Patriarch Says Syrian Crisis Part of Western Geopolitical Strategy

BEIRUT (CNS) — The Syriac Catholic patriarch said events in Syria were the result of Western nations carrying out a geopolitical strategy “to split Syria and other countries” in the Middle East.

“It’s not a question of promoting democracy or pluralism as the West wants us to understand of its policies. This is a lie, this is hypocrisy,” Syriac Patriarch Ignatius Joseph III Younan told Catholic News Service.

Western nations did not heed warnings and so “bear responsibility for what is happening in Syria.”

“We were warning all those involved, the countries in the region and in the West — that means the United States and some of the European Union countries, like the United Kingdom and France — that this kind of violence would lead to chaos and the chaos to a civil war,” Patriarch Younan said. “And at that time, two years ago, they chose not to believe that.”

The patriarch spoke to Catholic News Service on 10 May, as Western nations gave contradictory reactions to the war between the regime of Syrian President Bashar al Assad and rebel forces.

The United States and Russia were calling for an international conference on Syria in Geneva at the end of May, but U.S. President Barack Obama was said to be considering arming rebel groups as war intensified in certain parts of Syria.

“Since the beginning, [Western nations] just stood against the regime, calling it a dictatorship, saying the dictatorship must fall. Now it’s over 25 months, the conflict is getting worse, and the ones who are paying the price are the innocent people,” said Patriarch Younan, leader of nearly 40,000 Syriac Catholics in Syria.

He said the morale of Christians in Syria is “very, very low.”

Patriarch Younan, who served for 14 years as bishop of the New Jersey-based Diocese of Our Lady of Deliverance for Syriac Catholics in the United States and Canada, was elected patriarch of the Syriac Catholic Church in January 2009. He and other Eastern Catholic patriarchs in Lebanon have repeatedly warned against toppling Assad, calling instead for dialogue to solve the crisis in the country.

The patriarch emphasized: “We are not siding either with Assad or with his regime. We are with the Syrian people, and our concern is how can we get this country [Syria] back on its feet for the sake of the population.

“We are accused of siding with the [Syrian] regime. This is not the truth,” he said. “Sure, we did say from the beginning, this regime has to make reforms, true reforms, both political and in the area of civil liberties.”

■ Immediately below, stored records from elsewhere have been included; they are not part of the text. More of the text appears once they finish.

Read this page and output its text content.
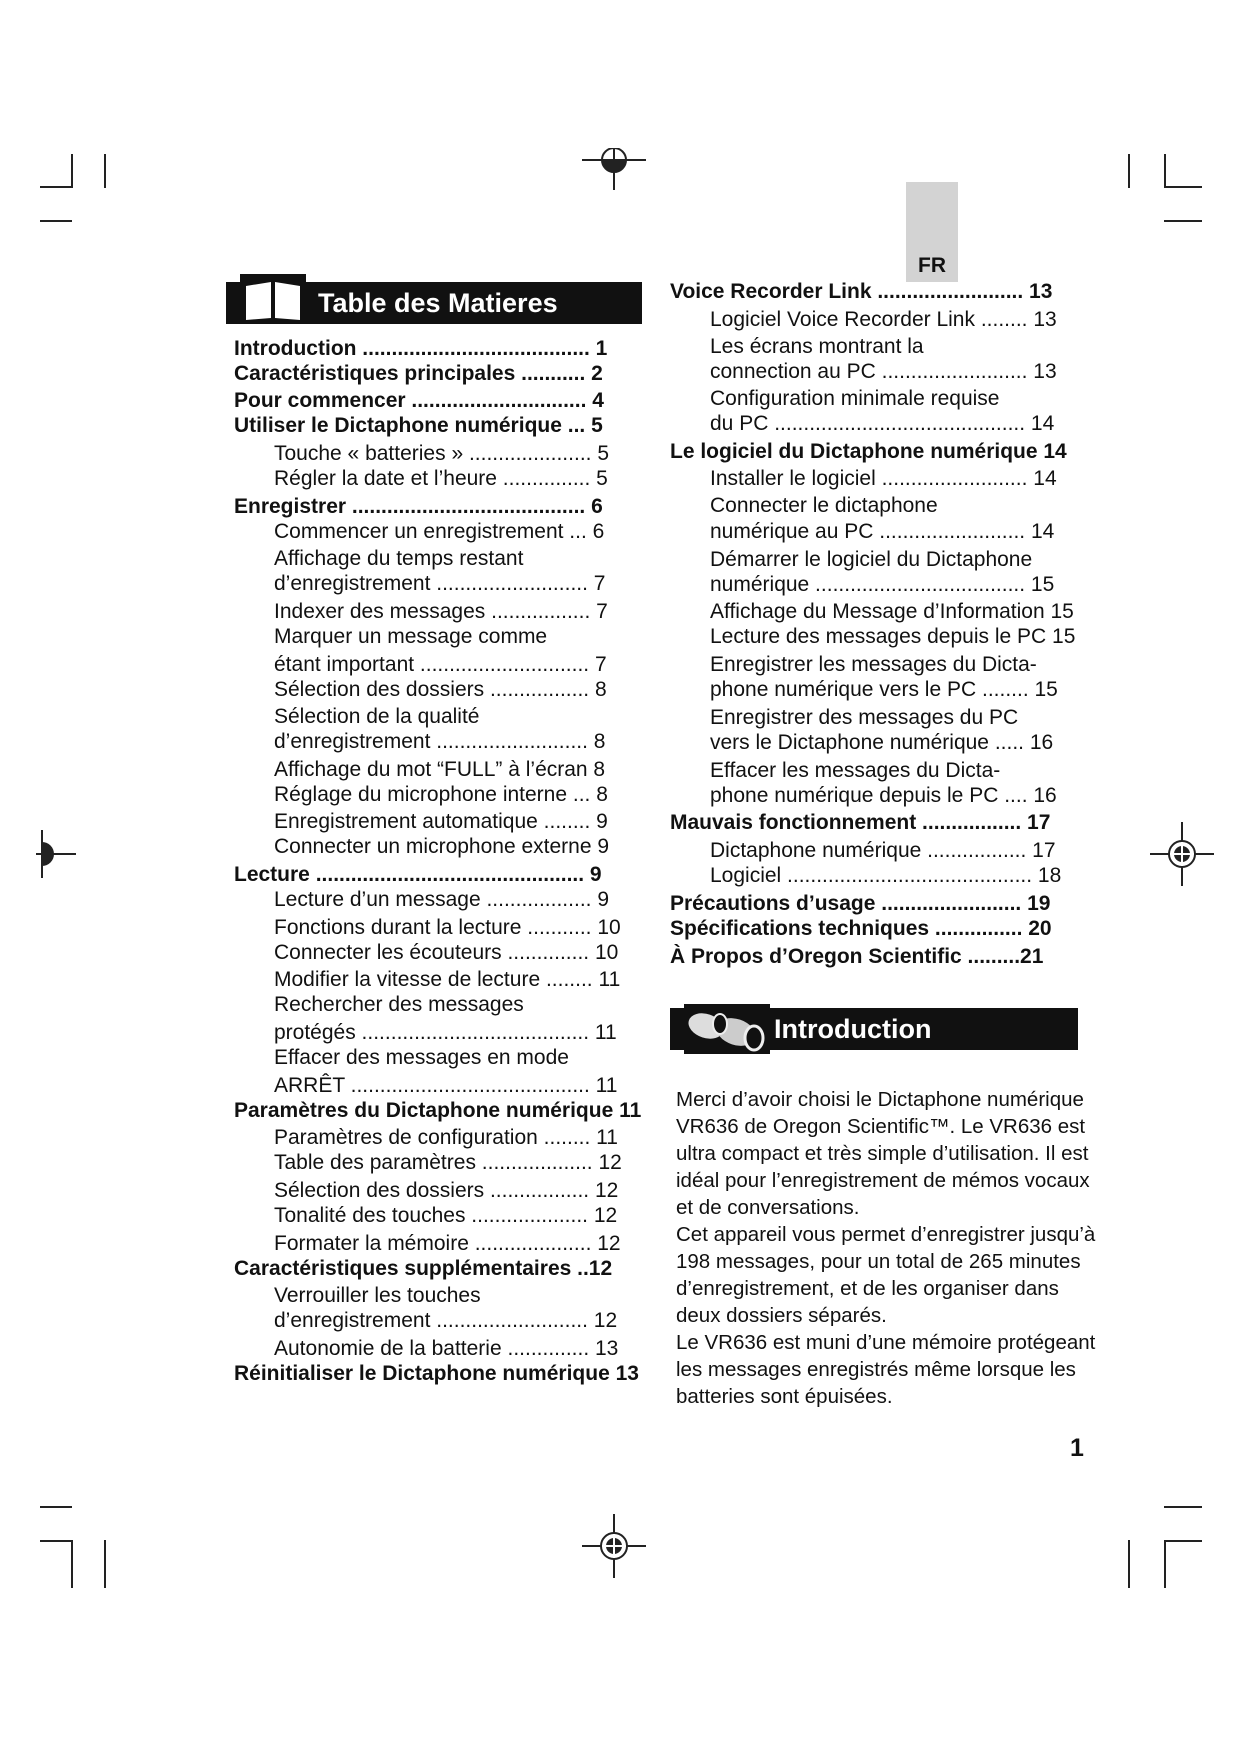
FR
Table des Matieres
Introduction ....................................... 1
Caractéristiques principales ........... 2
Pour commencer .............................. 4
Utiliser le Dictaphone numérique ... 5
Touche « batteries » ..................... 5
Régler la date et l’heure ............... 5
Enregistrer ........................................ 6
Commencer un enregistrement ... 6
Affichage du temps restant
d’enregistrement .......................... 7
Indexer des messages ................. 7
Marquer un message comme
étant important ............................. 7
Sélection des dossiers ................. 8
Sélection de la qualité
d’enregistrement .......................... 8
Affichage du mot “FULL” à l’écran 8
Réglage du microphone interne ... 8
Enregistrement automatique ........ 9
Connecter un microphone externe 9
Lecture .............................................. 9
Lecture d’un message .................. 9
Fonctions durant la lecture ........... 10
Connecter les écouteurs .............. 10
Modifier la vitesse de lecture ........ 11
Rechercher des messages
protégés ....................................... 11
Effacer des messages en mode
ARRÊT ......................................... 11
Paramètres du Dictaphone numérique 11
Paramètres de configuration ........ 11
Table des paramètres ................... 12
Sélection des dossiers ................. 12
Tonalité des touches .................... 12
Formater la mémoire .................... 12
Caractéristiques supplémentaires ..12
Verrouiller les touches
d’enregistrement .......................... 12
Autonomie de la batterie .............. 13
Réinitialiser le Dictaphone numérique 13
Voice Recorder Link ......................... 13
Logiciel Voice Recorder Link ........ 13
Les écrans montrant la
connection au PC ......................... 13
Configuration minimale requise
du PC ........................................... 14
Le logiciel du Dictaphone numérique 14
Installer le logiciel ......................... 14
Connecter le dictaphone
numérique au PC ......................... 14
Démarrer le logiciel du Dictaphone
numérique .................................... 15
Affichage du Message d’Information 15
Lecture des messages depuis le PC 15
Enregistrer les messages du Dicta-
phone numérique vers le PC ........ 15
Enregistrer des messages du PC
vers le Dictaphone numérique ..... 16
Effacer les messages du Dicta-
phone numérique depuis le PC .... 16
Mauvais fonctionnement ................. 17
Dictaphone numérique ................. 17
Logiciel .......................................... 18
Précautions d’usage ........................ 19
Spécifications techniques ............... 20
À Propos d’Oregon Scientific .........21
Introduction

Merci d’avoir choisi le Dictaphone numérique VR636 de Oregon Scientific™. Le VR636 est ultra compact et très simple d’utilisation. Il est idéal pour l’enregistrement de mémos vocaux et de conversations.

Cet appareil vous permet d’enregistrer jusqu’à 198 messages, pour un total de 265 minutes d’enregistrement, et de les organiser dans deux dossiers séparés.

Le VR636 est muni d’une mémoire protégeant les messages enregistrés même lorsque les batteries sont épuisées.

1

But the patriarch said that does not mean ousting the regime is the solution, because it could then be replaced with fundamentalist groups, as church leaders had warned, citing Libya and Egypt and other countries of the Arab Spring.

“We are not politicians,” the patriarch said. “We just want our people to be able to stay in their own country and to live peacefully with others, and we want true civil rights and religious liberty.”

He said Western nations must look at what happened in Iraq, which still suffers from confessional conflicts, killings, bombings and kidnappings and has already experienced the exodus of more than 50 percent of its Christians.

The patriarch described the situation in his native province of Hassake as “very critical” and said Christians were being pressured to leave the area.

“People live in fear. They fear kidnapping and killing, and many of the Christians just want to get out in whatever way they can,” he said.

“It’s very sad to say that there is no hope for the future for the young generations, all because of the lasting conflict, and the West bears the responsibility of this conflict.”

He said Western nations encouraged conflict in the Mideast “in the name of the so-called awakening of people, of democracy,” adding that “the so-called Western democracy” cannot be exported to countries that still look at religion as a base for ruling their regimes or political life.

Those alleged attempts over the past 20 years to bring democracy to the region, he said, instead were not for the good welfare of the Christians in the Middle East and “were very much harming our very existence.”

“And for us Middle Eastern Christians, the faith means a lot. For us, religious liberties come first, otherwise we would not have been surviving for centuries in this area. Western leaders don’t want to understand this,” Patriarch Younan said.

“Christians in the Middle East have been not only abandoned, but we have been lied to and betrayed by Western nations, like the United States and the European Union,” he said.

“And I believe there will be a time coming when the Christians of the Middle East will no longer look to the West for support and perhaps to better strengthen their roots with the Eastern culture and civilization. They are better to look to the East, to … Russia, to India, to China,” he said.

The patriarch said he had no news of two Orthodox bishops kidnapped on 22 April, but said the United States was “very able to get the news if they want to.”

When asked if he considered the bishops’ kidnapping a message to Christians, the patriarch replied, “How can it be otherwise?” The incident, he said, makes Christians in Syria more fearful and desperate to flee.

“We keep praying for peace and the liberation of all kidnapped,” he added.

The number of Syrian refugees in Lebanon already is more than 1 million, equal to one quarter of Lebanon’s population. Every day, Patriarch Younan said, Christian families from Syria who have left everything behind, come to the patriarchate in Beirut seeking refuge.